I’ve been thinking about this a lot lately, so I thought I would write a blog about it! I’d love to know what you think 🙂
Being part of a healthcare team for a patient is an honor and a privilege. A patient invites you into their lives and shares their most intimate health information with you. Sometimes they share personal conflicts, family and financial troubles, fears, and failures. They not only trust you with that information, but they rely on you to help them make decisions in their best interest.
The four pillars of medical ethics are beneficence, non-maleficence, justice, and autonomy. Beneficence is the commitment we all share as medical providers to “do good”. Non-malefience is the age old oath from Hippocrates we take to “do no harm”. Justice is to treat all patients fairly and with the same consideration you give to everyone regardless of race, religion, age, financial status, or even your personal opinion of the patient. Justice stands for equality in treatment. I struggle with this one because so much of the medical system is unjust. You get better healthcare when you have insurance, when you live in a developed country, etc.
Autonomy is the ethical principle that each patient has the right to make their own medical decisions. Medicine has a long history of being quite paternalistic. You do what the doctor says without question. I am a STRONG advocate of patient autonomy. I truly believe that a patient should be able to make their own medical decisions and do what they want. It’s their body, their life, and they have to live with the consequences of the medical decisions they make. I should not be the one to make those decisions, because in spite of my medical knowledge and experience, I know nothing about an individual patient’s life and what each medical decision might mean specifically for them.
We had a practice session with standardized patients during orientation last month, and one scenario involved talking about code status with a patient. Code status means whether the patient would like to be fully resuscitated in the event of cardiac arrest (Full Code) or whether they would like to let nature take it’s course should their heart stop or should they stop breathing (Do Not Resucitate/Do Not Intubate). Clearly, the code status differs greatly between patients depending on their age and health.
If I were to suddenly drop dead from cardiac arrest, I would want everything done- CPR, cardioversion (shocking my heart), and even putting a breathing tube down my throat. I’m 26 years old and the likelihood of me recovering from a catastrophic event like that is fairly high.
If a 90 year old with end-stage lung cancer were to be found without a pulse, the likelihood of them surviving a code is extremely low.
In fact, studies have shown that only between 10 and 20% of patients who code in the hospital end up leaving the hospital alive. An even lower number leave without any long term neurologic deficits.
When I had the conversation with the standardized patient about code status, she had metastatic breast cancer. It was my personal opinion that she should be DNR/DNI because the probability of her surviving a code is so low. It’s possible that if she were “full code” she could die in an ICU with a breathing tube down her throat, heavily sedated and unaware of her surroundings.
But when she asked me, “What would YOU do?” I told her, “I can’t answer that for you. That is your decision to make”. I told her that because I believe so strongly in patient autonomy. I don’t know her background and I shouldn’t make that decision for her. Throughout all of medical school I always believed it was wrong to tell the patient your opinion.
Well, I have completely changed my mind. I have come to believe that now that I am a doctor, I have medical knowledge and clinical experience that make my opinion worthwhile to patients. While I would never try to coerce a patient into what I thought, I think there is value in what I would do. I think patients come to their doctors for medical advice and I now realize that you can respect patient autonomy while still telling the patient what you think or what you would do.
For every new admission to the hospital, I ask them about code status. I now find myself having different conversations depending on what I think clinically would be best for the patient. I’ve had a few healthy patients in their sixties ask about DNR/DNI. They tell me they don’t want to “be a vegetable.” I explain to them that sometimes there are reversible causes of cardiac arrest or reversible things necessitating intubation. I’ve seen patients come in septic and need to be intubated. After a few days of antibiotics they are extubated and go home. Had that person been DNR/DNI, that would have been it for them.

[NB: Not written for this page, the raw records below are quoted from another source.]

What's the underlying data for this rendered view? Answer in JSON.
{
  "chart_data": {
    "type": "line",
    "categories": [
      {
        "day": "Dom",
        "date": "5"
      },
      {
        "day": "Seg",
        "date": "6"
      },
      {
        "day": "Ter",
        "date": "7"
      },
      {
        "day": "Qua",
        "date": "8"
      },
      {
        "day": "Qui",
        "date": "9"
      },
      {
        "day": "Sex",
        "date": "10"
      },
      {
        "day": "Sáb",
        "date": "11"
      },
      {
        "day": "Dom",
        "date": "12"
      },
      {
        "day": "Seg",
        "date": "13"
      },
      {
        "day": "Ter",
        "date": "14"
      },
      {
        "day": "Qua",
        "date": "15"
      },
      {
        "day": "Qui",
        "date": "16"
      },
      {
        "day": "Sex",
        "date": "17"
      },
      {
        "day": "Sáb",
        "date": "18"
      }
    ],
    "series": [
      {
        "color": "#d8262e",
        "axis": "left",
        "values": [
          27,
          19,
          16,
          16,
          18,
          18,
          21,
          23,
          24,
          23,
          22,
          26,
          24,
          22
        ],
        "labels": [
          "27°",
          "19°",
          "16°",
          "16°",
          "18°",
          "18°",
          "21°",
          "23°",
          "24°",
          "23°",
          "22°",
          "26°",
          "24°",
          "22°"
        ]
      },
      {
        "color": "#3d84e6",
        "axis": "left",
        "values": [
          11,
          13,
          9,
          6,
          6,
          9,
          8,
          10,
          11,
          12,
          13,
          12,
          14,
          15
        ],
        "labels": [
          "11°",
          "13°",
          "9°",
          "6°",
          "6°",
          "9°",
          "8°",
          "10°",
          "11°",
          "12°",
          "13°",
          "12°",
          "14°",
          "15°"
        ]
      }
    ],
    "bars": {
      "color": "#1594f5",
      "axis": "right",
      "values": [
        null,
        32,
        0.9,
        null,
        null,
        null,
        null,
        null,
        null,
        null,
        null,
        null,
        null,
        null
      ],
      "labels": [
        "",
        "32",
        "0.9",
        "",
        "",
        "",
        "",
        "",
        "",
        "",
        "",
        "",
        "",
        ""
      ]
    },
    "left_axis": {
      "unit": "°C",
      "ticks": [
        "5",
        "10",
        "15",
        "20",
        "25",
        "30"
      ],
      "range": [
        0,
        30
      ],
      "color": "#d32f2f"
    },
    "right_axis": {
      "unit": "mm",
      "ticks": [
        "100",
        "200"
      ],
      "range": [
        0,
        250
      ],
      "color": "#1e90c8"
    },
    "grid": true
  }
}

I’ve also found myself comforting patients who decide to be DNR/DNI by telling them that in my experience I think that is a good decision for them. I recently had a patient who was originally ‘Full code’ but suffered a devastating stroke. We had a family discussion in the hospital and changed them to DNR/DNI.
I think that having these discussions can help patients chose a plan of care that is right for them. It can help decrease the number of people who die in the ICU (did you know that 1 in 6 people in the USA will die in the ICU?). It can help decrease costs spent prolonging life that the patient might not have even wanted. It can also help comfort patients and their families.
I’m glad that I’m learning how to respect patient autonomy while still giving advice. Counseling patients truly is an honor and even though I’m a brand new doctor, I hope I can contribute to their care.
What do you think? Do you want your doctors to tell you what they think?
Have you ever had to discuss code status with family members or friends?